Shabu-Shabu (1966)
Bapopik at AOL.COM
Bapopik at AOL.COM
Thu Mar 20 01:04:50 UTC 2003
This week's VILLAGE VOICE has:
http://www.villagevoice.com/issues/0312/sietsema.php
Happiness pervades even the playful decor at East Chinatown's Happy Shabu Shabu.
(photo: Cary Conover) Happy Shabu Shabu
54 Canal Street
212-226-8868
Open daily noon to midnight
Major credit cards. Wheelchair accessible with assistance.
If you don't have a great meal at Happy Shabu Shabu, it's your own fault—you do all the cooking at the city's latest outpost of Japanese nabemono, in which guests swish thin-sliced morsels of food in a bubbling pot. Traditionally limited to beef, shabu shabu became popular in the 19th century soon after the cow was introduced to Japan. Happy Shabu Shabu is not Japanese, however. It's a Chinese adaptation, shining like a beacon on the dark stretch of Canal Street east of the Manhattan Bridge.

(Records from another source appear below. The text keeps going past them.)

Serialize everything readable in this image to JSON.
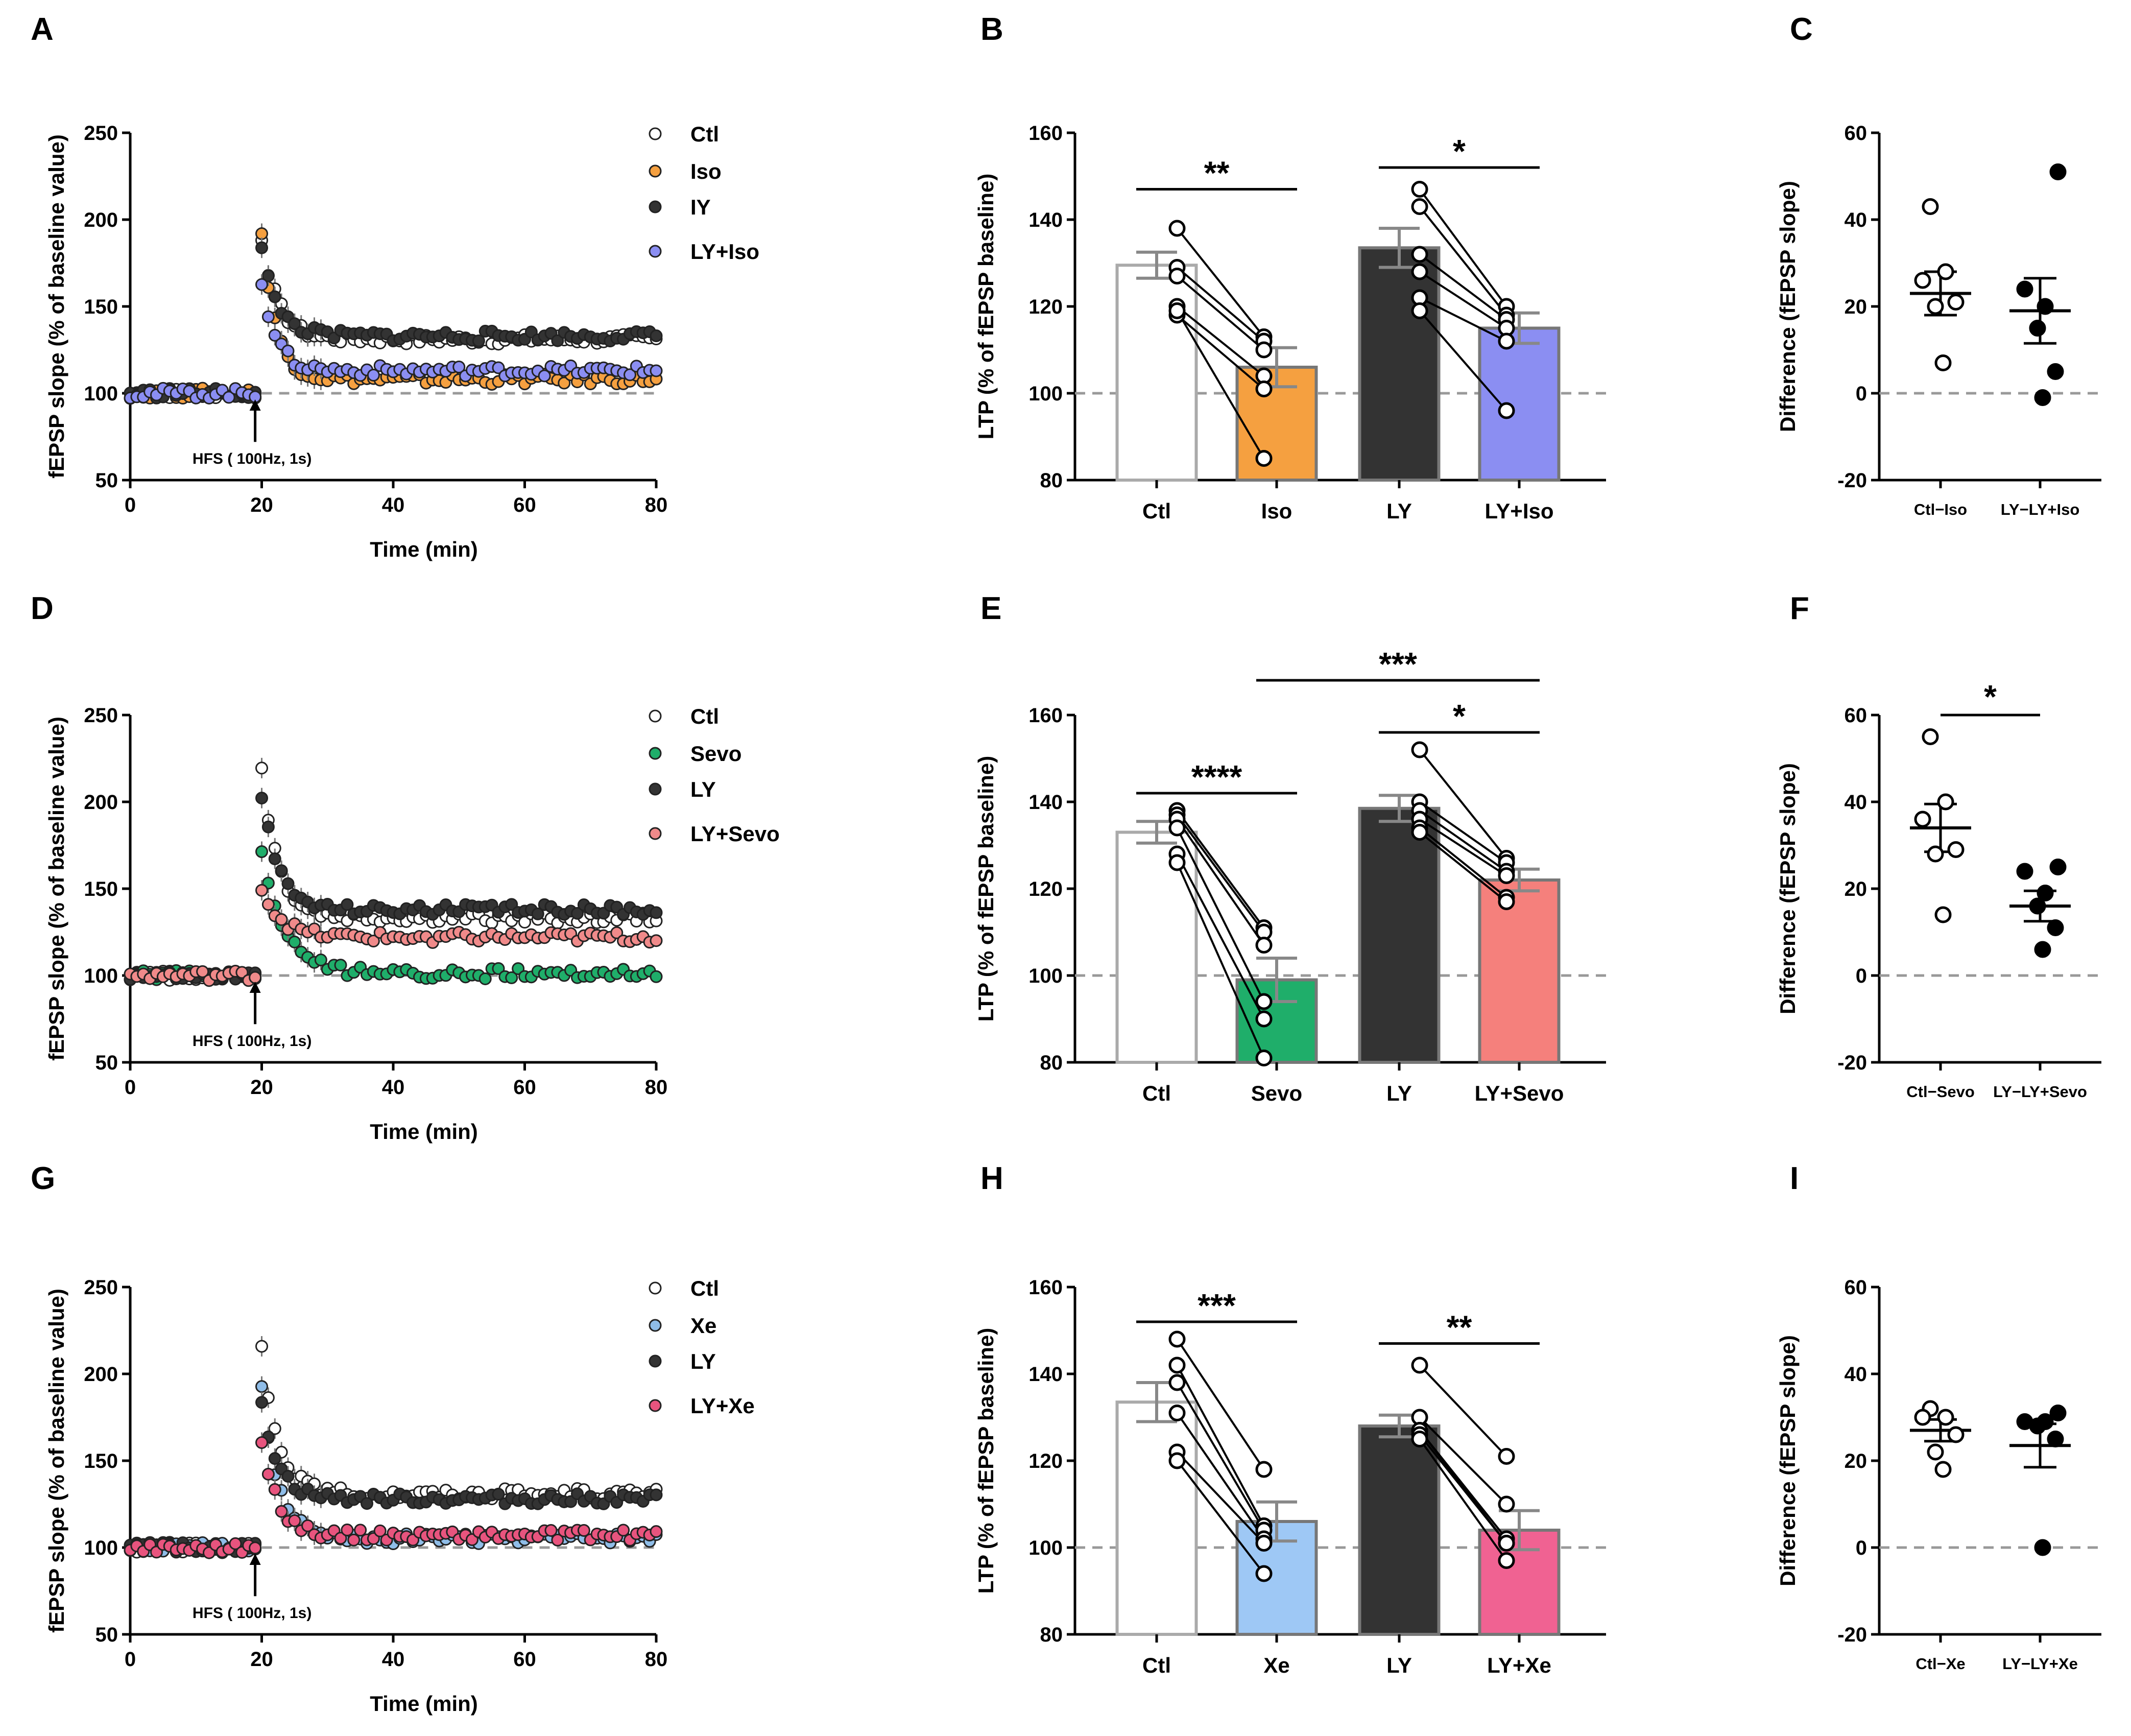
{
  "chart_data": [
    {
      "panel": "A",
      "type": "scatter",
      "xlabel": "Time (min)",
      "ylabel": "fEPSP slope (% of baseline value)",
      "xlim": [
        0,
        80
      ],
      "ylim": [
        50,
        250
      ],
      "xticks": [
        "0",
        "20",
        "40",
        "60",
        "80"
      ],
      "yticks": [
        "50",
        "100",
        "150",
        "200",
        "250"
      ],
      "baseline": 100,
      "annotation": "HFS ( 100Hz, 1s)",
      "annotation_x": 19,
      "legend": [
        "Ctl",
        "Iso",
        "IY",
        "LY+Iso"
      ],
      "series": [
        {
          "name": "Ctl",
          "color": "#ffffff",
          "peak": 190,
          "plateau": 131,
          "tau": 2.5
        },
        {
          "name": "Iso",
          "color": "#f5a040",
          "peak": 192,
          "plateau": 108,
          "tau": 2.2
        },
        {
          "name": "IY",
          "color": "#333333",
          "peak": 182,
          "plateau": 133,
          "tau": 2.5
        },
        {
          "name": "LY+Iso",
          "color": "#8b8ef2",
          "peak": 165,
          "plateau": 113,
          "tau": 2.2
        }
      ]
    },
    {
      "panel": "B",
      "type": "bar",
      "ylabel": "LTP (% of fEPSP baseline)",
      "ylim": [
        80,
        160
      ],
      "yticks": [
        "80",
        "100",
        "120",
        "140",
        "160"
      ],
      "baseline": 100,
      "categories": [
        "Ctl",
        "Iso",
        "LY",
        "LY+Iso"
      ],
      "values": [
        129.5,
        106,
        133.5,
        115
      ],
      "errors": [
        3,
        4.5,
        4.5,
        3.5
      ],
      "colors": [
        "#ffffff",
        "#f5a040",
        "#333333",
        "#8b8ef2"
      ],
      "points": [
        [
          138,
          129,
          127,
          120,
          118,
          119
        ],
        [
          113,
          112,
          110,
          104,
          101,
          85
        ],
        [
          147,
          143,
          132,
          128,
          122,
          119
        ],
        [
          120,
          118,
          117,
          115,
          112,
          96
        ]
      ],
      "significance": [
        {
          "from": 0,
          "to": 1,
          "label": "**",
          "y": 147
        },
        {
          "from": 2,
          "to": 3,
          "label": "*",
          "y": 152
        }
      ]
    },
    {
      "panel": "C",
      "type": "scatter",
      "ylabel": "Difference (fEPSP slope)",
      "ylim": [
        -20,
        60
      ],
      "yticks": [
        "-20",
        "0",
        "20",
        "40",
        "60"
      ],
      "baseline": 0,
      "categories": [
        "Ctl−Iso",
        "LY−LY+Iso"
      ],
      "means": [
        23,
        19
      ],
      "sems": [
        5,
        7.5
      ],
      "fill": [
        "#ffffff",
        "#000000"
      ],
      "points": [
        [
          43,
          28,
          26,
          21,
          20,
          7
        ],
        [
          51,
          24,
          20,
          15,
          5,
          -1
        ]
      ],
      "significance": []
    },
    {
      "panel": "D",
      "type": "scatter",
      "xlabel": "Time (min)",
      "ylabel": "fEPSP slope (% of baseline value)",
      "xlim": [
        0,
        80
      ],
      "ylim": [
        50,
        250
      ],
      "xticks": [
        "0",
        "20",
        "40",
        "60",
        "80"
      ],
      "yticks": [
        "50",
        "100",
        "150",
        "200",
        "250"
      ],
      "baseline": 100,
      "annotation": "HFS ( 100Hz, 1s)",
      "annotation_x": 19,
      "legend": [
        "Ctl",
        "Sevo",
        "LY",
        "LY+Sevo"
      ],
      "series": [
        {
          "name": "Ctl",
          "color": "#ffffff",
          "peak": 220,
          "plateau": 133,
          "tau": 2.5
        },
        {
          "name": "Sevo",
          "color": "#1fae6a",
          "peak": 170,
          "plateau": 101,
          "tau": 3.5
        },
        {
          "name": "LY",
          "color": "#333333",
          "peak": 205,
          "plateau": 138,
          "tau": 2.5
        },
        {
          "name": "LY+Sevo",
          "color": "#f08a8a",
          "peak": 150,
          "plateau": 122,
          "tau": 3
        }
      ]
    },
    {
      "panel": "E",
      "type": "bar",
      "ylabel": "LTP (% of fEPSP baseline)",
      "ylim": [
        80,
        160
      ],
      "yticks": [
        "80",
        "100",
        "120",
        "140",
        "160"
      ],
      "baseline": 100,
      "categories": [
        "Ctl",
        "Sevo",
        "LY",
        "LY+Sevo"
      ],
      "values": [
        133,
        99,
        138.5,
        122
      ],
      "errors": [
        2.5,
        5,
        3,
        2.5
      ],
      "colors": [
        "#ffffff",
        "#1fae6a",
        "#333333",
        "#f5807c"
      ],
      "points": [
        [
          138,
          137,
          136,
          134,
          128,
          126
        ],
        [
          111,
          110,
          107,
          94,
          90,
          81
        ],
        [
          152,
          140,
          138,
          136,
          134,
          133
        ],
        [
          127,
          126,
          124,
          123,
          118,
          117
        ]
      ],
      "significance": [
        {
          "from": 0,
          "to": 1,
          "label": "****",
          "y": 142
        },
        {
          "from": 2,
          "to": 3,
          "label": "*",
          "y": 156
        },
        {
          "from": 1,
          "to": 3,
          "label": "***",
          "y": 168
        }
      ]
    },
    {
      "panel": "F",
      "type": "scatter",
      "ylabel": "Difference (fEPSP slope)",
      "ylim": [
        -20,
        60
      ],
      "yticks": [
        "-20",
        "0",
        "20",
        "40",
        "60"
      ],
      "baseline": 0,
      "categories": [
        "Ctl−Sevo",
        "LY−LY+Sevo"
      ],
      "means": [
        34,
        16
      ],
      "sems": [
        5.5,
        3.5
      ],
      "fill": [
        "#ffffff",
        "#000000"
      ],
      "points": [
        [
          55,
          40,
          36,
          29,
          28,
          14
        ],
        [
          25,
          24,
          19,
          16,
          11,
          6
        ]
      ],
      "significance": [
        {
          "from": 0,
          "to": 1,
          "label": "*",
          "y": 60
        }
      ]
    },
    {
      "panel": "G",
      "type": "scatter",
      "xlabel": "Time (min)",
      "ylabel": "fEPSP slope (% of baseline value)",
      "xlim": [
        0,
        80
      ],
      "ylim": [
        50,
        250
      ],
      "xticks": [
        "0",
        "20",
        "40",
        "60",
        "80"
      ],
      "yticks": [
        "50",
        "100",
        "150",
        "200",
        "250"
      ],
      "baseline": 100,
      "annotation": "HFS ( 100Hz, 1s)",
      "annotation_x": 19,
      "legend": [
        "Ctl",
        "Xe",
        "LY",
        "LY+Xe"
      ],
      "series": [
        {
          "name": "Ctl",
          "color": "#ffffff",
          "peak": 215,
          "plateau": 131,
          "tau": 2.5
        },
        {
          "name": "Xe",
          "color": "#8fbde8",
          "peak": 190,
          "plateau": 105,
          "tau": 2.5
        },
        {
          "name": "LY",
          "color": "#333333",
          "peak": 185,
          "plateau": 128,
          "tau": 2.5
        },
        {
          "name": "LY+Xe",
          "color": "#e8547e",
          "peak": 160,
          "plateau": 107,
          "tau": 2.5
        }
      ]
    },
    {
      "panel": "H",
      "type": "bar",
      "ylabel": "LTP (% of fEPSP baseline)",
      "ylim": [
        80,
        160
      ],
      "yticks": [
        "80",
        "100",
        "120",
        "140",
        "160"
      ],
      "baseline": 100,
      "categories": [
        "Ctl",
        "Xe",
        "LY",
        "LY+Xe"
      ],
      "values": [
        133.5,
        106,
        128,
        104
      ],
      "errors": [
        4.5,
        4.5,
        2.5,
        4.5
      ],
      "colors": [
        "#ffffff",
        "#9ec8f5",
        "#333333",
        "#f06292"
      ],
      "points": [
        [
          148,
          142,
          138,
          131,
          122,
          120
        ],
        [
          118,
          105,
          104,
          102,
          101,
          94
        ],
        [
          142,
          130,
          127,
          127,
          126,
          125
        ],
        [
          121,
          110,
          102,
          101,
          101,
          97
        ]
      ],
      "significance": [
        {
          "from": 0,
          "to": 1,
          "label": "***",
          "y": 152
        },
        {
          "from": 2,
          "to": 3,
          "label": "**",
          "y": 147
        }
      ]
    },
    {
      "panel": "I",
      "type": "scatter",
      "ylabel": "Difference (fEPSP slope)",
      "ylim": [
        -20,
        60
      ],
      "yticks": [
        "-20",
        "0",
        "20",
        "40",
        "60"
      ],
      "baseline": 0,
      "categories": [
        "Ctl−Xe",
        "LY−LY+Xe"
      ],
      "means": [
        27,
        23.5
      ],
      "sems": [
        2.5,
        5
      ],
      "fill": [
        "#ffffff",
        "#000000"
      ],
      "points": [
        [
          32,
          30,
          30,
          26,
          22,
          18
        ],
        [
          31,
          29,
          29,
          28,
          25,
          0
        ]
      ],
      "significance": []
    }
  ]
}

OED has "shabu shabu" from 1970...OT: I had a friend who annoyingly would sing "shboom shboom."
10 March 1966, NEW YORK TIMES, pg. 22:
...shabu-shabu, a guest-participation dish made with beef or pork and vegetables;...
(Recipe follows--ed.)
4 January 1970, NEW YORK TIMES, pg. SM322:
The dish the Japanese call shabu-shabu is sometimes called oriental fondue in this country. It consists of wafer-thin slices of beef (instead of chunks, as in an occidental meat fondue) cooked briefly in a boiling liquid and dipped into a savory sauce. (...) Shabu-shabu is onomatopoeic; it imitates the sound of chopsticks as they swirl in the broth.